As before, let \(p = |\chi _v(t')|\) and \(q = |\chi _c(t')|\). For each truth assignment \(\alpha : \chi _v(t') \rightarrow \{0, 1\}\), we proceed as follows. We compute the value of the zeta transform \((\zeta f)(A)\) for all subsets \(A \subseteq \chi _c(t')\). Again, each entry of \(M_{t'}\) represents a partial model count that is bounded by \(2^n\), so we can do this in time \(2^q (q+n)^{O(1)}\) by Theorem 1. Since \(q \le n\) this is in \(O^*(2^q)\). Then, we iterate over all \(A \subseteq \chi _c(t')\) and set the entries \(M_t(\alpha , A)\) based on (7) and (8), using the values of \(\zeta f\). This can again be done in time \(O^*(2^q)\) and is correct by Lemma 6. The number of assignments \(\alpha : \chi _v(t) \rightarrow \{0, 1\}\) is \(2^p\), so the overall running time is in \(O^*(2^k)\).

   \(\square \)

Theorem 4

Given a CNF formula F and a nice tree decomposition of \(G^*(F)\), we can compute #(F) in time \(O^*(2^k)\), where k is the width of the decomposition.

Proof

Let \((T,\chi ,r)\) be a nice tree decomposition of the incidence graph of F. We compute the tables \(M_t\) for all nodes t of T, starting from the leaf nodes of T. By Lemmas 2, 7, and 8, each table can be computed in time \(O^*(2^k)\). We can compute \({\#}(F)=\sum _{\alpha : \chi _v(r) \rightarrow \{0, 1\}} n(r,\alpha ,\emptyset )\) at the root r.    \(\square \)

4 Discussion

The space requirements of the algorithm remain unchanged by the proposed improvements. Each table \(M_t\) has at most \(2^{k+1}\) entries, and each entry requires up to n bits.
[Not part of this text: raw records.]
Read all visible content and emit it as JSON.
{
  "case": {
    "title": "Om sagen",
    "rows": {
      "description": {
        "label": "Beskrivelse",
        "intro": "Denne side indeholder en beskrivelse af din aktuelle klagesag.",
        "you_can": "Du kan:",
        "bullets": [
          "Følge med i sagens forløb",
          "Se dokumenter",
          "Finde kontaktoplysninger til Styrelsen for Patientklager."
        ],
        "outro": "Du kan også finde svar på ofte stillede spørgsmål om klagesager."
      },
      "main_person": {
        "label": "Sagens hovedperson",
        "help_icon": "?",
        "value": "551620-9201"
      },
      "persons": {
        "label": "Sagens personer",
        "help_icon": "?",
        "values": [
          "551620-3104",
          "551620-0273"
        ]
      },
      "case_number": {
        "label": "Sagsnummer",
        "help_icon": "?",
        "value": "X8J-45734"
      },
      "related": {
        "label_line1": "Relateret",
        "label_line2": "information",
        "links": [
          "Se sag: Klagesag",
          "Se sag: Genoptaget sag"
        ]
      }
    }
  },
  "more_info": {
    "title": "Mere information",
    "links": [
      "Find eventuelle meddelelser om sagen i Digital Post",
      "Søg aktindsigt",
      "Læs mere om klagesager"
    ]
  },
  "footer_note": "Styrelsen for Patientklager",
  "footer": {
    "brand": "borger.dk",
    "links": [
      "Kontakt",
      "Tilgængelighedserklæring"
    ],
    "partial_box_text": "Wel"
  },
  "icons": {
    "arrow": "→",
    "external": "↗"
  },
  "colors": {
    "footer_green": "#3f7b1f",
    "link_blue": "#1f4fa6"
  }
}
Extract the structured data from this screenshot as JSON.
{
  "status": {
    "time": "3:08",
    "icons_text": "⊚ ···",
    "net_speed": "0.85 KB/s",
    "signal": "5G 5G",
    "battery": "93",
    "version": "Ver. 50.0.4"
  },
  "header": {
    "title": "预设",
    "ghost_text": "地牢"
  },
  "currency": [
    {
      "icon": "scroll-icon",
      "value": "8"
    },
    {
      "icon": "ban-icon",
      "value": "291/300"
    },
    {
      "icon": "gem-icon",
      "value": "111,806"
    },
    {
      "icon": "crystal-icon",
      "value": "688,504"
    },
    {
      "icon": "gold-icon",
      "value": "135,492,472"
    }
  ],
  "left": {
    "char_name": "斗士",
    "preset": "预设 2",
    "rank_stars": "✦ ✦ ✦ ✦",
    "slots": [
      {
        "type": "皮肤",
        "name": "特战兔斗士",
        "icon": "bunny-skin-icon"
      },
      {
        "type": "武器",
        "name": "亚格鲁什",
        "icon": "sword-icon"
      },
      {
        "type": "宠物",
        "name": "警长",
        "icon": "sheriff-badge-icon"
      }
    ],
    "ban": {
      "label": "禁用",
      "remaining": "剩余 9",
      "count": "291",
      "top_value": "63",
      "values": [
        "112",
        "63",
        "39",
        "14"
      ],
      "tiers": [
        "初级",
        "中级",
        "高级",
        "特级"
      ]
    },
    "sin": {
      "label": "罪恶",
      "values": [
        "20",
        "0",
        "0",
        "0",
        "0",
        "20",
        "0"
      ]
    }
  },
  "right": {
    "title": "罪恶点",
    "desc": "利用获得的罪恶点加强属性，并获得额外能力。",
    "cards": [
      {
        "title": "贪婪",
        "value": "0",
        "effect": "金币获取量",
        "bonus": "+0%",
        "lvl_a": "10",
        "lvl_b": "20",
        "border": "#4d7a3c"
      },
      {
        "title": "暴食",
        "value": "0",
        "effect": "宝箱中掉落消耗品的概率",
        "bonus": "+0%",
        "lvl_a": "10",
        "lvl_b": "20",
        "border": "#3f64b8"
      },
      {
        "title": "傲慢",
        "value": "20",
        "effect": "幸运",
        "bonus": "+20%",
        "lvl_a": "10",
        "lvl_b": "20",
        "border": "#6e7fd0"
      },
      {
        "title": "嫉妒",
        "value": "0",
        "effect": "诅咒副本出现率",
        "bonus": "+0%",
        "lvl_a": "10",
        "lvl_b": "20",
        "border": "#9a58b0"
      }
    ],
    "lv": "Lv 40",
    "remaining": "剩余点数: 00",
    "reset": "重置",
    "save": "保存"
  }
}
By keeping as few tables in memory as possible and discarding tables whenever they are no longer needed, no more than \(\lfloor 1 + \log _2(N + 1) \rfloor \) tables need to be stored in memory at any point, where N is the number of nodes in the tree decomposition [16, Proposition 3].

Let \(s_r:= \inf \{\,\delta \mid \) there exists an \(O^*(2^{\delta n})\) algorithm that decides the satisfiability of n-variable r-CNF formulas with parameter \(n\,\}\) and let \(s_\infty := \lim _{r\rightarrow \infty }s_r\). Impagliazzo et al. [9] introduced the Strong Exponential Time Hypothesis (SETH), which states that \(s_\infty =1\). SETH has served as a very useful hypothesis for establishing tight bounds on the running time for NP-hard problems [13]. For instance, an immediate consequence of the SETH is that the satisfiability of an n-variable CNF formula cannot be solved in time \(O^*((2-\varepsilon ))^n)\) for any \(\varepsilon >0\). However, for the incidence graph of an n-variable CNF formula \(F=\{C_1,\dots ,C_m\}\) we can always give a tree decomposition \((T, \chi )\) of width n (recall that the width of a tree decomposition is the size of its largest bag minus one) by taking as T a star with center t and leaves \(t_1,\dots ,t_m\), and by putting \(\chi (t)= var (F)\) and \(\chi (t_i)= var (F)\cup \{C_i\}\), for \(1\le i \le n\). Thus, if the bound in Theorem 4 could be improved from \(O^*(2^k)\) to \(O^*((2-\varepsilon )^k)\), we would have an \(O^*((2-\varepsilon )^n)\) SAT-algorithm, and hence a contradiction to the SETH. We can, therefore, conclude that Theorem 4 is tight under the SETH.